Oh, My Code: Machine Learning and Analytics at Odnoklassniki



What is the difference between Machine Learning and data analysis, who is sitting in Odnoklassniki and how to start your journey in machine learning - we talk about this in the twelfth issue of talk shows for programmers.


Video on the channel Tehnostrim

The host of the program is the technical director of media projects Pavel Scherbinin, the guest is the analyst at Odnoklassniki, Dmitry Bugaychenko.

00:56 Dmitry Bugaychenko: from outsourcing to OC and scientific activities
02:42 Why combine work at the university and in a large company
02:57 Where machine learning is used in OK
03:49 Machine learning and data analysis - what's the difference?
05:08 Screencast "We understand the audience OK using data analysis"
22:34 Are classmates a dating service?
24:07 How to start learning Machine Learning?
25:33 Should we participate in machine learning championships?
26:53 How to get to practice in OK
28:18 Handbook for machine learning
30:28 Machine Learning Events
32:48 How does the data pipeline in OK (shown on the board)
43:42 Survey

Tell me something about yourself.

It can be considered that my career path began in 1999, when I entered mathematics. For five years, he actively studied mathematics, programming, and various related disciplines. Then he worked for a long time in an outsourcing company. Outsourcing is a very interesting experience. I managed to work in a wide variety of projects, from writing a driver for a refrigerator to creating distributed enterprise systems.
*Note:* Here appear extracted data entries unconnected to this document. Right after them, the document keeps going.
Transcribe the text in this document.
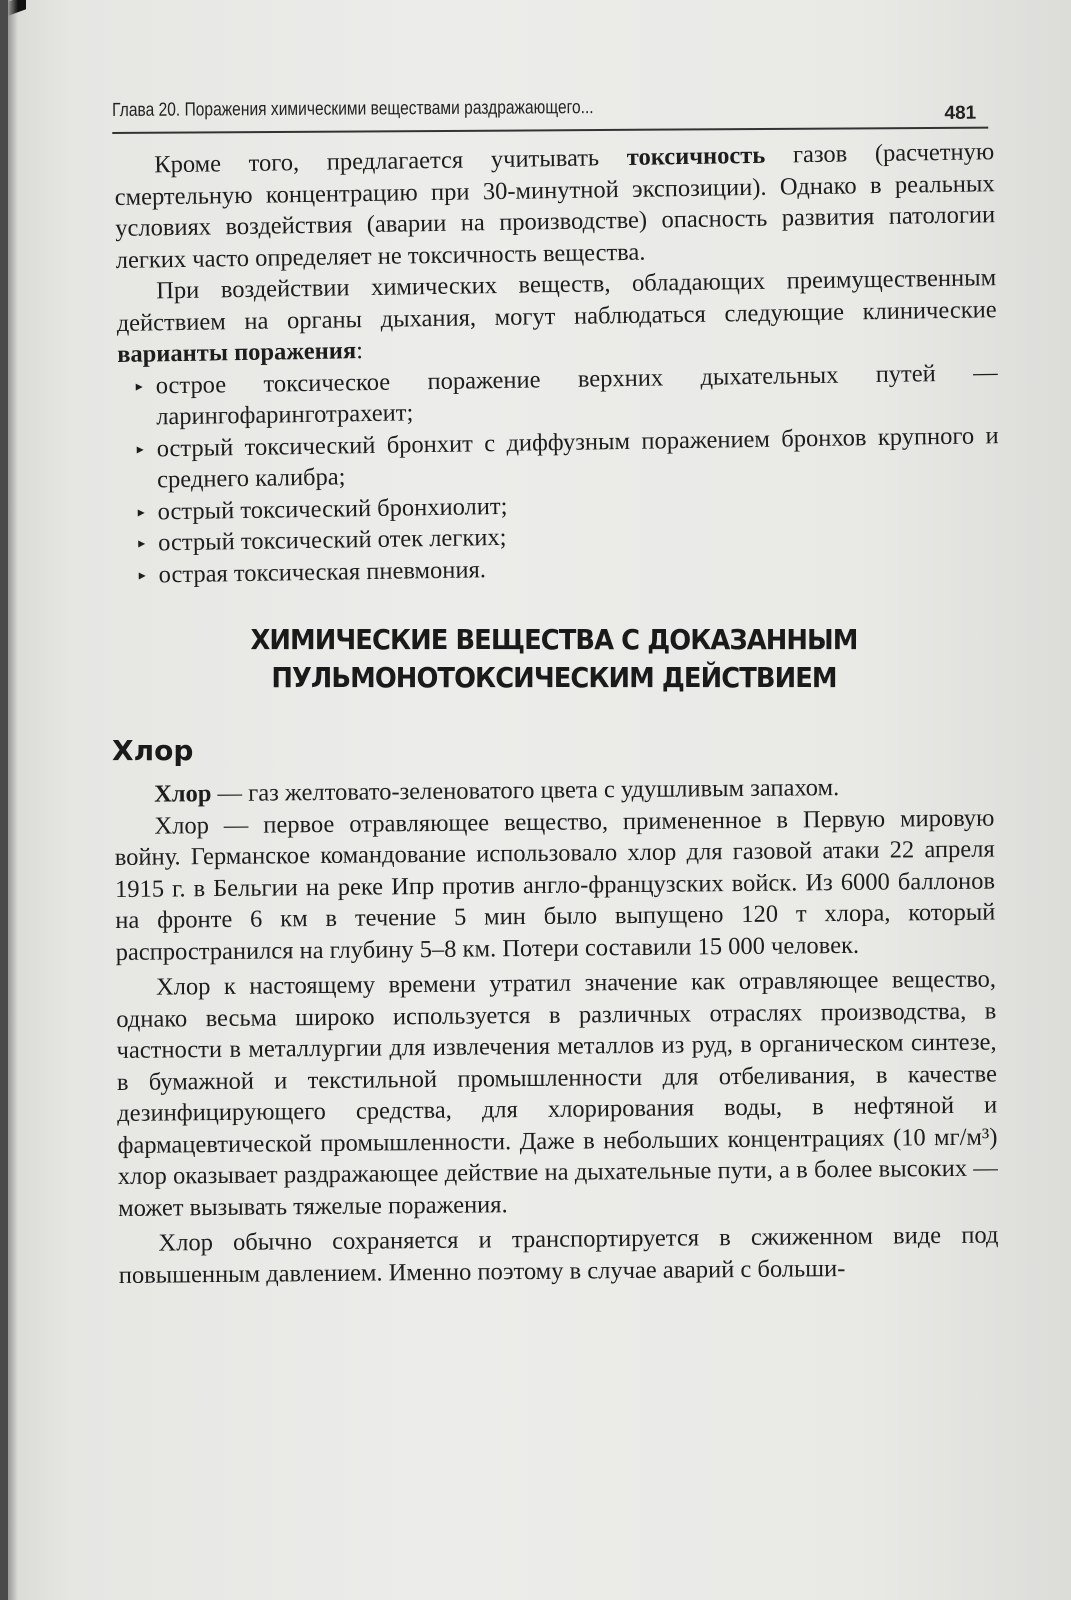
Глава 20. Поражения химическими веществами раздражающего...	481

Кроме того, предлагается учитывать токсичность газов (расчетную смертельную концентрацию при 30-минутной экспозиции). Однако в реальных условиях воздействия (аварии на производстве) опасность развития патологии легких часто определяет не токсичность вещества.

При воздействии химических веществ, обладающих преимущественным действием на органы дыхания, могут наблюдаться следующие клинические варианты поражения:

▸ острое токсическое поражение верхних дыхательных путей — ларингофаринготрахеит;
▸ острый токсический бронхит с диффузным поражением бронхов крупного и среднего калибра;
▸ острый токсический бронхиолит;
▸ острый токсический отек легких;
▸ острая токсическая пневмония.
ХИМИЧЕСКИЕ ВЕЩЕСТВА С ДОКАЗАННЫМ
ПУЛЬМОНОТОКСИЧЕСКИМ ДЕЙСТВИЕМ
Хлор

Хлор — газ желтовато-зеленоватого цвета с удушливым запахом.

Хлор — первое отравляющее вещество, примененное в Первую мировую войну. Германское командование использовало хлор для газовой атаки 22 апреля 1915 г. в Бельгии на реке Ипр против англо-французских войск. Из 6000 баллонов на фронте 6 км в течение 5 мин было выпущено 120 т хлора, который распространился на глубину 5–8 км. Потери составили 15 000 человек.

Хлор к настоящему времени утратил значение как отравляющее вещество, однако весьма широко используется в различных отраслях производства, в частности в металлургии для извлечения металлов из руд, в органическом синтезе, в бумажной и текстильной промышленности для отбеливания, в качестве дезинфицирующего средства, для хлорирования воды, в нефтяной и фармацевтической промышленности. Даже в небольших концентрациях (10 мг/м³) хлор оказывает раздражающее действие на дыхательные пути, а в более высоких — может вызывать тяжелые поражения.

Хлор обычно сохраняется и транспортируется в сжиженном виде под повышенным давлением. Именно поэтому в случае аварий с больши-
All this time, in addition to the main work, I taught at the university in order to maintain contact with the academic community, which was difficult enough. When in 2011 I was invited to Odnoklassniki to engage in recommender systems, it was a very good chance that I used. Here it is possible to combine both the mathematical preparation of the university and the practical programming experience. However, I continue to teach at the university.

Does teaching take a lot of time?

1.5 days a week goes to the university, but it's worth it, because we already have three former students in our staff. That is, the university works as a forge of personnel.

At work, calmly refer to the fact that you are not 1.5 days?

Humbled Everyone understands what a profit from this, so I do not meet with opposition.

Tell us where machine learning is used in Odnoklassniki.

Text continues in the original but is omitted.